We headed back to Mass Ave, going into the industrial wasteland again. But once we merged into Columbia Road, it turned residential. We followed Columbia all the way to JFK/UMASS Station, where a few people got on for the next part of the route out to UMASS.
From there, we headed onto Mount Vernon Street, going by a bank and a hotel. We also passed the Bayside Expo Center, where they’re planning to build the main stadium if we end up hosting the Olympics. Passing a school, we reached what is apparently the last stop of the route, next to an apartment building and a housing complex. Everyone on the bus got off except for Jason and I, and the bus left the stop.
“Hey!” the driver suddenly shouted. “Where are you going?”
“UMASS,” I replied. 
“That was UMASS!” he yelled back. 
“Fine, then drop us off at the last stop,” I said. 
“That was the last stop! So, where are you going? I’m not writing a book here!”
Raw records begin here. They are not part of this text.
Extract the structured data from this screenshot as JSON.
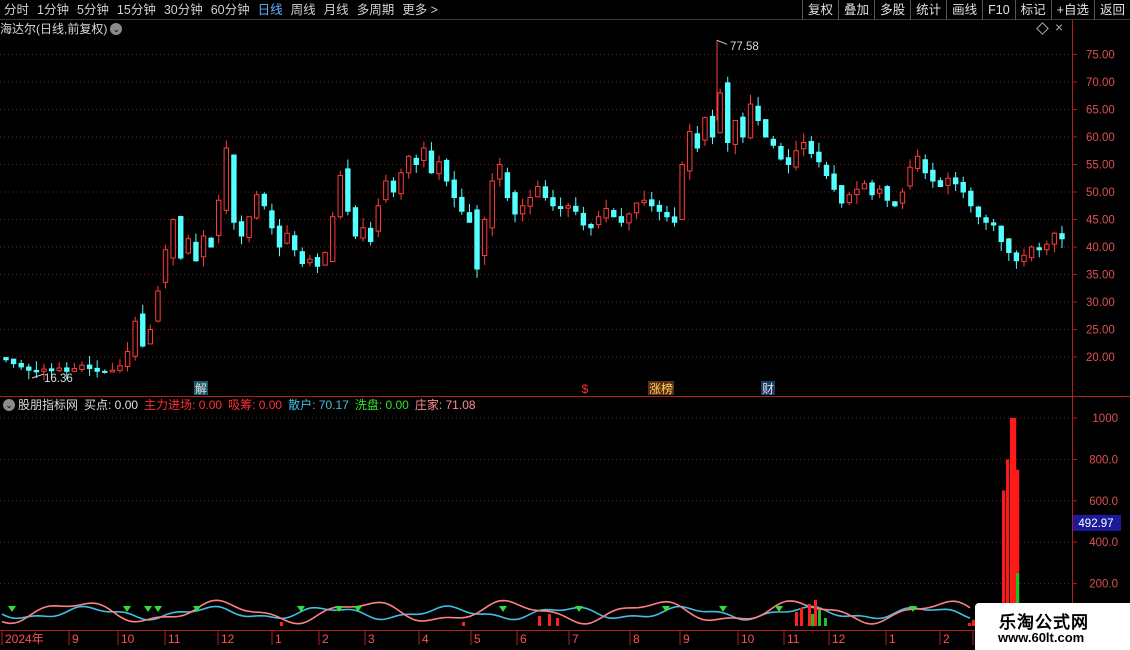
{
  "toolbar": {
    "periods": [
      "分时",
      "1分钟",
      "5分钟",
      "15分钟",
      "30分钟",
      "60分钟",
      "日线",
      "周线",
      "月线",
      "多周期",
      "更多 >"
    ],
    "active_period": "日线",
    "actions": [
      "复权",
      "叠加",
      "多股",
      "统计",
      "画线",
      "F10",
      "标记",
      "+自选",
      "返回"
    ]
  },
  "price_panel": {
    "title": "海达尔(日线,前复权)",
    "high_label": "77.58",
    "low_label": "16.36",
    "y_ticks": [
      "75.00",
      "70.00",
      "65.00",
      "60.00",
      "55.00",
      "50.00",
      "45.00",
      "40.00",
      "35.00",
      "30.00",
      "25.00",
      "20.00"
    ],
    "markers": [
      "解",
      "$",
      "涨榜",
      "财"
    ]
  },
  "indicator_panel": {
    "name": "股朋指标网",
    "legend": [
      {
        "label": "买点:",
        "value": "0.00",
        "color": "#e0e0e0"
      },
      {
        "label": "主力进场:",
        "value": "0.00",
        "color": "#ff3030"
      },
      {
        "label": "吸筹:",
        "value": "0.00",
        "color": "#ff3030"
      },
      {
        "label": "散户:",
        "value": "70.17",
        "color": "#40c0e0"
      },
      {
        "label": "洗盘:",
        "value": "0.00",
        "color": "#30e030"
      },
      {
        "label": "庄家:",
        "value": "71.08",
        "color": "#ff9090"
      }
    ],
    "y_ticks": [
      "1000",
      "800.0",
      "600.0",
      "400.0",
      "200.0"
    ],
    "cursor_value": "492.97"
  },
  "time_axis": [
    "2024年",
    "9",
    "10",
    "11",
    "12",
    "1",
    "2",
    "3",
    "4",
    "5",
    "6",
    "7",
    "8",
    "9",
    "10",
    "11",
    "12",
    "1",
    "2",
    "3"
  ],
  "watermark": {
    "title": "乐淘公式网",
    "url": "www.60lt.com"
  },
  "chart_data": {
    "type": "candlestick",
    "title": "海达尔(日线,前复权)",
    "ylim": [
      15,
      80
    ],
    "high": 77.58,
    "low": 16.36,
    "closes": [
      19.5,
      18.8,
      18.2,
      17.6,
      17.3,
      17.8,
      17.5,
      18.0,
      17.4,
      17.9,
      18.5,
      17.9,
      17.4,
      17.2,
      17.6,
      18.4,
      21.0,
      26.5,
      22.0,
      25.0,
      32.0,
      39.5,
      45.0,
      38.0,
      41.5,
      37.5,
      42.0,
      40.0,
      48.5,
      58.0,
      44.5,
      42.0,
      45.5,
      49.5,
      47.5,
      43.5,
      40.0,
      42.5,
      39.5,
      37.0,
      37.8,
      36.5,
      39.0,
      45.5,
      53.0,
      46.5,
      42.0,
      43.5,
      41.0,
      47.5,
      52.0,
      50.0,
      53.5,
      56.5,
      55.0,
      58.0,
      53.5,
      55.5,
      52.0,
      49.0,
      46.5,
      44.5,
      36.0,
      45.0,
      52.0,
      55.0,
      49.0,
      46.0,
      47.5,
      49.0,
      51.0,
      49.0,
      47.5,
      47.0,
      47.5,
      46.5,
      44.0,
      43.5,
      45.5,
      47.0,
      45.5,
      44.5,
      46.0,
      48.0,
      48.5,
      47.5,
      46.5,
      45.5,
      44.5,
      55.0,
      61.0,
      58.0,
      63.5,
      60.0,
      68.0,
      59.0,
      63.0,
      60.0,
      66.0,
      63.0,
      60.0,
      58.5,
      56.0,
      55.0,
      57.5,
      59.0,
      57.0,
      55.5,
      53.0,
      50.5,
      48.0,
      49.5,
      50.5,
      51.5,
      49.5,
      50.5,
      48.5,
      47.5,
      50.0,
      54.5,
      56.5,
      53.5,
      52.0,
      51.0,
      52.5,
      51.5,
      50.0,
      47.5,
      45.5,
      44.5,
      44.0,
      41.0,
      39.0,
      37.5,
      38.5,
      40.0,
      39.5,
      40.5,
      42.5,
      41.5
    ]
  }
}
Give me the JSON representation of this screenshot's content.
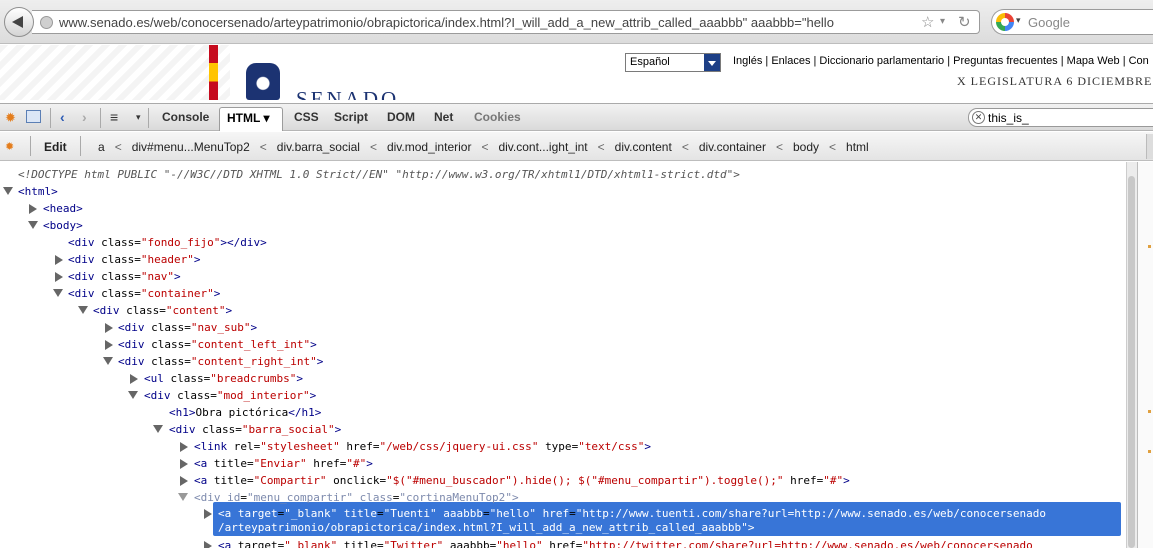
{
  "browser": {
    "url": "www.senado.es/web/conocersenado/arteypatrimonio/obrapictorica/index.html?I_will_add_a_new_attrib_called_aaabbb\" aaabbb=\"hello",
    "star_icon": "star-icon",
    "reload_icon": "reload-icon",
    "search_placeholder": "Google"
  },
  "site": {
    "logo_text": "SENADO",
    "language_selected": "Español",
    "links": "Inglés | Enlaces | Diccionario parlamentario | Preguntas frecuentes | Mapa Web | Con",
    "legislatura": "X LEGISLATURA  6 DICIEMBRE"
  },
  "firebug": {
    "tabs": {
      "console": "Console",
      "html": "HTML ▾",
      "css": "CSS",
      "script": "Script",
      "dom": "DOM",
      "net": "Net",
      "cookies": "Cookies"
    },
    "search_value": "this_is_",
    "edit_label": "Edit",
    "breadcrumbs": [
      "a",
      "div#menu...MenuTop2",
      "div.barra_social",
      "div.mod_interior",
      "div.cont...ight_int",
      "div.content",
      "div.container",
      "body",
      "html"
    ]
  },
  "html_tree": {
    "doctype": "<!DOCTYPE html PUBLIC \"-//W3C//DTD XHTML 1.0 Strict//EN\" \"http://www.w3.org/TR/xhtml1/DTD/xhtml1-strict.dtd\">",
    "html": "html",
    "head": "head",
    "body": "body",
    "div": "div",
    "class": "class",
    "fondo_fijo": "fondo_fijo",
    "header": "header",
    "nav": "nav",
    "container": "container",
    "content": "content",
    "nav_sub": "nav_sub",
    "content_left_int": "content_left_int",
    "content_right_int": "content_right_int",
    "ul": "ul",
    "breadcrumbs": "breadcrumbs",
    "mod_interior": "mod_interior",
    "h1": "h1",
    "h1_text": "Obra pictórica",
    "barra_social": "barra_social",
    "link": "link",
    "rel": "rel",
    "stylesheet": "stylesheet",
    "href": "href",
    "jquery_css": "/web/css/jquery-ui.css",
    "type": "type",
    "text_css": "text/css",
    "a": "a",
    "title": "title",
    "enviar": "Enviar",
    "hash": "#",
    "compartir": "Compartir",
    "onclick": "onclick",
    "onclick_value": "$(\"#menu_buscador\").hide(); $(\"#menu_compartir\").toggle();",
    "id": "id",
    "menu_compartir": "menu_compartir",
    "cortina": "cortinaMenuTop2",
    "target": "target",
    "blank": "_blank",
    "tuenti": "Tuenti",
    "aaabbb": "aaabbb",
    "hello": "hello",
    "tuenti_href_1": "http://www.tuenti.com/share?url=http://www.senado.es/web/conocersenado",
    "tuenti_href_2": "/arteypatrimonio/obrapictorica/index.html?I_will_add_a_new_attrib_called_aaabbb",
    "twitter": "Twitter",
    "twitter_href": "http://twitter.com/share?url=http://www.senado.es/web/conocersenado"
  }
}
I still have no idea what that book analogy was supposed to mean, but I said we were going to the busway. I meant the UMASS busway, but he ended up taking us back to JFK/UMASS, which was actually better for us. I decided against taking a picture of the bus once we got there, though – I don’t think the driver would’ve been very happy about that.
This one at Kenmore will have to suffice.
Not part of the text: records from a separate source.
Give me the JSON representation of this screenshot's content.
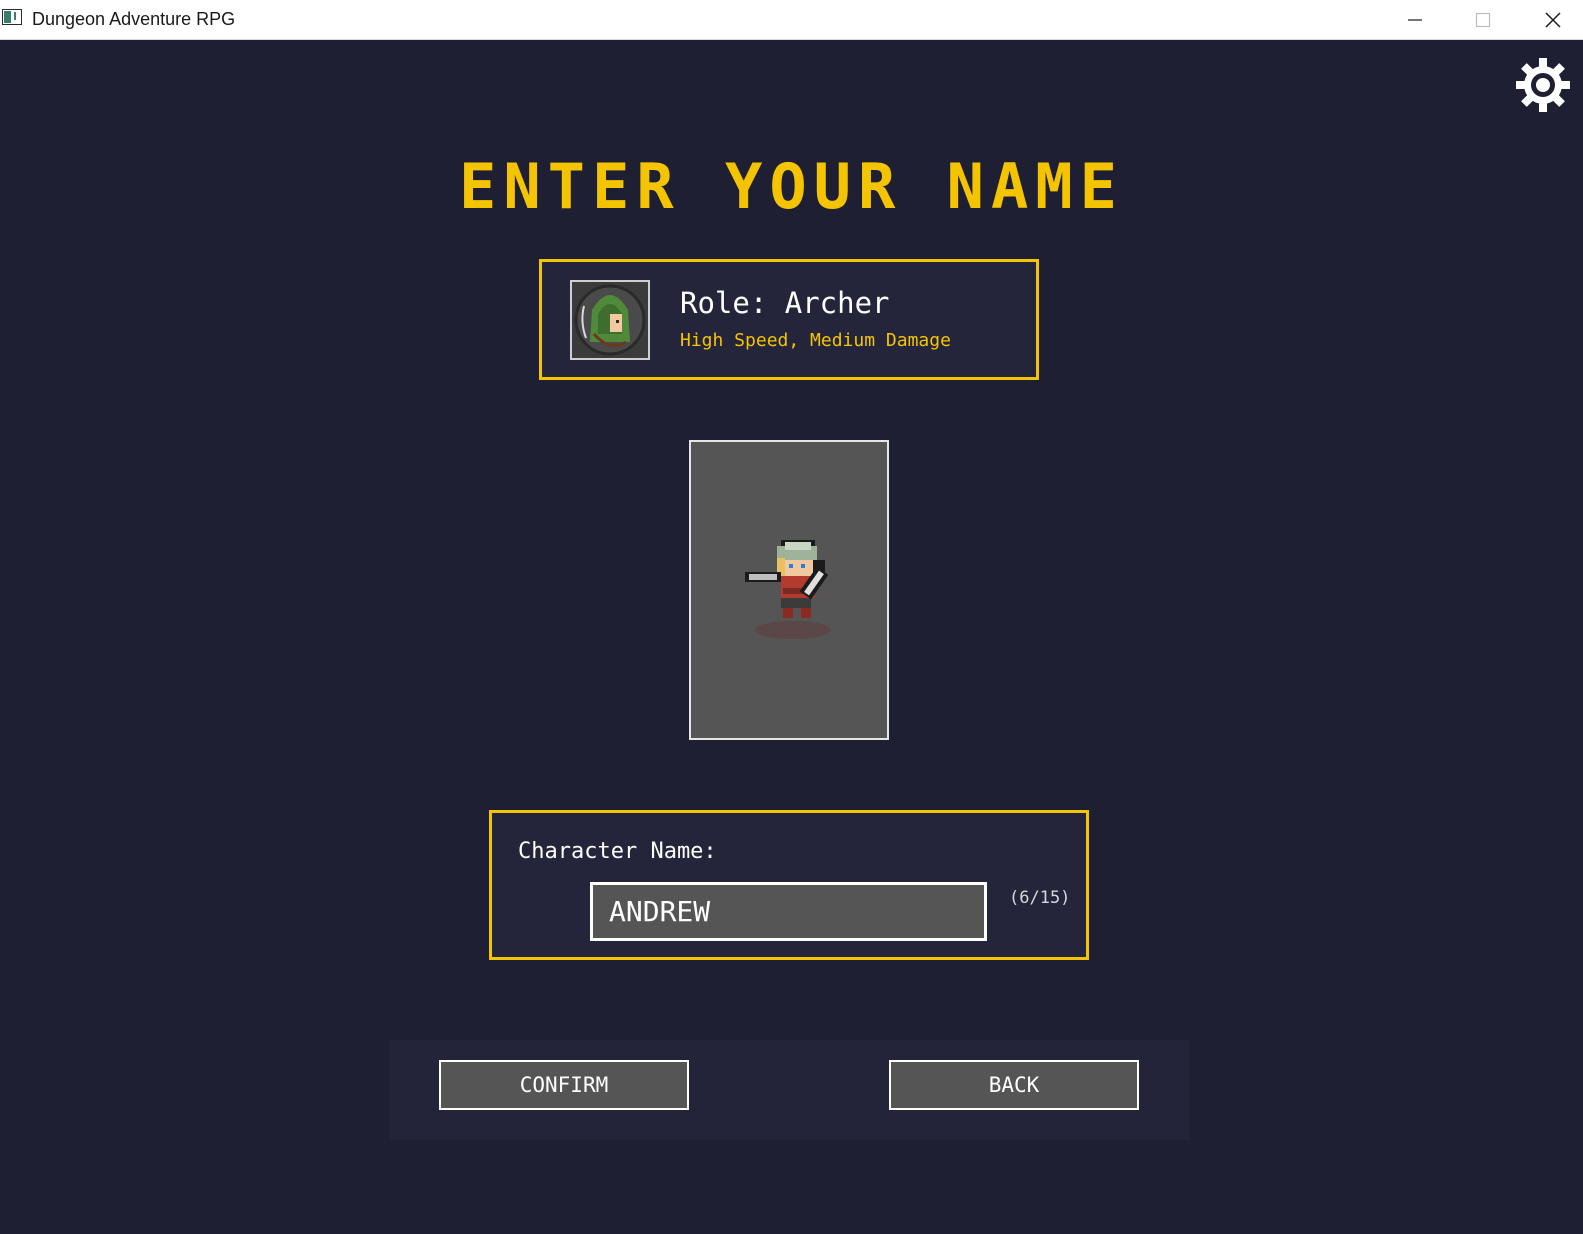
{
  "window": {
    "title": "Dungeon Adventure RPG",
    "controls": [
      "minimize-icon",
      "maximize-icon",
      "close-icon"
    ]
  },
  "settings": {
    "icon": "gear-icon"
  },
  "heading": "ENTER YOUR NAME",
  "role": {
    "title": "Role: Archer",
    "description": "High Speed, Medium Damage",
    "portrait_icon": "archer-portrait-icon"
  },
  "preview": {
    "sprite_icon": "archer-sprite-icon"
  },
  "name_entry": {
    "label": "Character Name:",
    "value": "ANDREW",
    "counter": "(6/15)"
  },
  "buttons": {
    "confirm": "CONFIRM",
    "back": "BACK"
  },
  "colors": {
    "background": "#1e1f33",
    "panel": "#24253a",
    "accent": "#f5c400",
    "control": "#555555",
    "text": "#ffffff"
  }
}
Route: 8 (Harbor Point/UMASS – Kenmore Station via BU Medical Center and Dudley Station)
Ridership: There were exactly 30 people in total on our ride, which is great for a Sunday. Most of them got on at local stops and got off at the South Bay Center. The route performs well overall, as well, with almost 4,000 riders per weekday, 1,500 per Saturday, and 1,000 per Sunday.
Pros: This is a great crosstown route for southern Boston. It serves every line except for Blue, as well as Fenway Park, a few museums, a bunch of schools, two medical centers, and an evidently popular mall. It also provides a direct link from UMASS to those locations, though the free shuttle is much more efficient for getting to JFK/UMASS (and it’s free). The 8’s schedule is decent on weekdays, with headways of about 20 minutes during rush hour and 30 minutes during the day.
Cons: On weekends, though, it drops to every 40 minutes on Saturdays and every 45 minutes Sundays. Based on the ridership this route seems to get, that’s certainly not enough. Also, this route is long and twisty. And since it’s long and twisty, it’s prone to being late. I don’t use the 8 regularly, so I can’t say how reliable it is, but my guess is not very. After all, our trip was about 15 minutes late, and it was a Sunday!
Nearby and Noteworthy: Lots of stuff! They were basically all listed in “Pros”, though. Whoops.
Final Verdict: 6/10
This is a useful route, for sure, and lots of people use it. But that actually drops the score a bit, since it makes this bus’s bad schedule seem even worse. Also, the 8 seems like the sort of route that’s just asking to be late all the time. I’m not sure what could be done about it, but as it stands, this doesn’t seem like the most reliable route.